That Washington
Herrera Says She'll Take On Big Government in DC

[youtube]http://www.youtube.com/watch?v=eId0V321I7c[/youtube]
Last week, I went down to Vancouver to cover the campaign kickoff for Republican U.S. congressional candidate Jaime Herrera. Herrera is the GOP-establishment-anointed candidate for the 3rd congressional district, which includes all of Southwestern Washington, up to Olympia. (Incumbent Rep. Brian Baird (D-3, WA) is retiring.)
Herrera, who has raised about $200,000, is running against Olympia financial consultant and Tea Party fave David Castillo in the de facto GOP primary. Democrat Denny Heck, a former Booth Gardner aide and TVW founder—who has raised over a half million dollars, mostly from his own check book—is likely to be the Democratic candidate in November.

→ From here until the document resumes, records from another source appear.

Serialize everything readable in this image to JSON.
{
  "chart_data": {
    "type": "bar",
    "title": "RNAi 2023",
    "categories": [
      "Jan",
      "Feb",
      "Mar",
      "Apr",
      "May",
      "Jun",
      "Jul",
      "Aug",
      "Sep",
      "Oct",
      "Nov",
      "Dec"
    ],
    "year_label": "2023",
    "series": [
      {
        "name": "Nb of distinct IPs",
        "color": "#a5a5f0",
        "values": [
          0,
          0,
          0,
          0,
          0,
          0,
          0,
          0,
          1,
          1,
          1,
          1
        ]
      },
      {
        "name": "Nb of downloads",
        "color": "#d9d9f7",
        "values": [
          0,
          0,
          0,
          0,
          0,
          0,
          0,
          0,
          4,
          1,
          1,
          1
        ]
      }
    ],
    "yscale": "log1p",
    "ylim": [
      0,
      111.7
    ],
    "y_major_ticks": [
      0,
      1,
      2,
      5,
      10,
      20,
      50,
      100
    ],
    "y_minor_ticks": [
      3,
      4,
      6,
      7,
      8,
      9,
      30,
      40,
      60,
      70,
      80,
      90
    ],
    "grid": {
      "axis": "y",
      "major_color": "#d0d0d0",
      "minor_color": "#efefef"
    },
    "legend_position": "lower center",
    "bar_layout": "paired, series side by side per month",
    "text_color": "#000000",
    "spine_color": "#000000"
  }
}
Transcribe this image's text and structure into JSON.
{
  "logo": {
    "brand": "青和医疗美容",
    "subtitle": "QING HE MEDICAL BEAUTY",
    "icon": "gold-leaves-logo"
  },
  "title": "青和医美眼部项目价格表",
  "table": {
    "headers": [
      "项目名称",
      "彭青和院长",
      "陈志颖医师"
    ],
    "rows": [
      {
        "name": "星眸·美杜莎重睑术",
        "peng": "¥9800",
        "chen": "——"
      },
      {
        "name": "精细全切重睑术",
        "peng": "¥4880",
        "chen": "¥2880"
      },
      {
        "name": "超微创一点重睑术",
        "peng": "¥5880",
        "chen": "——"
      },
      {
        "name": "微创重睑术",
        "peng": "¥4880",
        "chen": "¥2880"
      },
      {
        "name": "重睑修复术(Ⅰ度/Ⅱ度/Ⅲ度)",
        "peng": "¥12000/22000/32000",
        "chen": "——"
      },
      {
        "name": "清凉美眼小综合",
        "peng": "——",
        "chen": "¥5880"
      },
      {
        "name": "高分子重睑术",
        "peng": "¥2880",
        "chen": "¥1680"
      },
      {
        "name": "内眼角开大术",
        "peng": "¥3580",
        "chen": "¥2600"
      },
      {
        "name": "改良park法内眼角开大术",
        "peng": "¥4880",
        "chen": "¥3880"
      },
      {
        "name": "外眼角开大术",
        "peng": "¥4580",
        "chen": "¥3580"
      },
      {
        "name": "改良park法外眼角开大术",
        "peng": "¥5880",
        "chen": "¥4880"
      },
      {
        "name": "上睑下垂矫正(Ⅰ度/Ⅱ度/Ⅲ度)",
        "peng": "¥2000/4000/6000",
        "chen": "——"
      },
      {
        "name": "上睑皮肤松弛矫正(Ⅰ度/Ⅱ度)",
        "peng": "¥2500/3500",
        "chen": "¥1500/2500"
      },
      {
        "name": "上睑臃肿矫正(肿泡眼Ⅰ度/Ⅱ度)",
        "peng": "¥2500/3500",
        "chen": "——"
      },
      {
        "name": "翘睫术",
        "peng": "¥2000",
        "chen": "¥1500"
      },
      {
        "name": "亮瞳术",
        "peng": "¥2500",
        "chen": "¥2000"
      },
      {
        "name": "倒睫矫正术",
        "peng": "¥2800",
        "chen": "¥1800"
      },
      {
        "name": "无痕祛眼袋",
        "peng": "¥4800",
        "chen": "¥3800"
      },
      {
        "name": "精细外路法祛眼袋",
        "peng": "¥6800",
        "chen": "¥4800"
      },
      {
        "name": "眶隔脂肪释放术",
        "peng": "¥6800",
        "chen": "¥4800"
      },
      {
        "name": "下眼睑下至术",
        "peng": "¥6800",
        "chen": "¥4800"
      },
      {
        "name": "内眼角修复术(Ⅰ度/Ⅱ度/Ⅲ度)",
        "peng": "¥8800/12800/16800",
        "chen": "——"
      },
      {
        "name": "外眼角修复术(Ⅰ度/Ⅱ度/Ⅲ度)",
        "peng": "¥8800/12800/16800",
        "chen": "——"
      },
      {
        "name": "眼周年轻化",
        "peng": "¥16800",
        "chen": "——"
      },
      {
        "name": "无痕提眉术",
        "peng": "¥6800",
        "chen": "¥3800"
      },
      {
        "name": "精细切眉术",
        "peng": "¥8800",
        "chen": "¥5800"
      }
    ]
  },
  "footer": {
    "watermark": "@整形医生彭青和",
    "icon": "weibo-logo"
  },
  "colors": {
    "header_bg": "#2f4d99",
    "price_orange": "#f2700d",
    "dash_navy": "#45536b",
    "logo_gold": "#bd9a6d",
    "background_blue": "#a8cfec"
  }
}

Conservative U.S. Rep. Cathy McMorris Rodgers (R-WA, 5)—the fourth ranking Republican in GOP House leadership (and the highest ranking Republican woman) and Herrera's former boss—introduced Herrera. U.S. Senator Slade Gorton and Herrera, obviously, also addressed the crowd, composed mostly of GOP electeds. McMorris Rodgers and Gorton stressed Herrera's role as a young (she's 31), smart candidate in an imminent Republican takeover. Herrera herself condemned an increase in government powers and federal spending—from both Democratic and Republican administrations who have spent like "drunken sailors" and "teenagers with credit cards."
Herrera, who also talked up her small-town credentials and her own financial struggles, said her "jobs plan," (which she sarcastically referred to as "radical") involved "leaving businesses and entrepreneurs the freedom to succeed or fail based on the value and the merits of their goods and services."
Her speech highlighted different components of the Obama agenda, particularly the health care bill and the climate bill that passed in the House last summer, pegging them as assaults on personal freedom and "your back pocket." She said, for example, that the climate bill was akin to a 15 percent across-the-board income tax.
Although, editor's note, how the government will manage the impact of those permits, which would help move the U.S. toward meeting international emissions standards and could include a cap and dividend to taxpayers, remains unclear as proposals continue to be debated.
And the Democratic Congressional Campaign Committee points out—noting Herrera's anti-government-spending rhetoric—that as a state House Rep. in 2009, Herrera voted to spend $341 million in federal stimulus money in Washington state.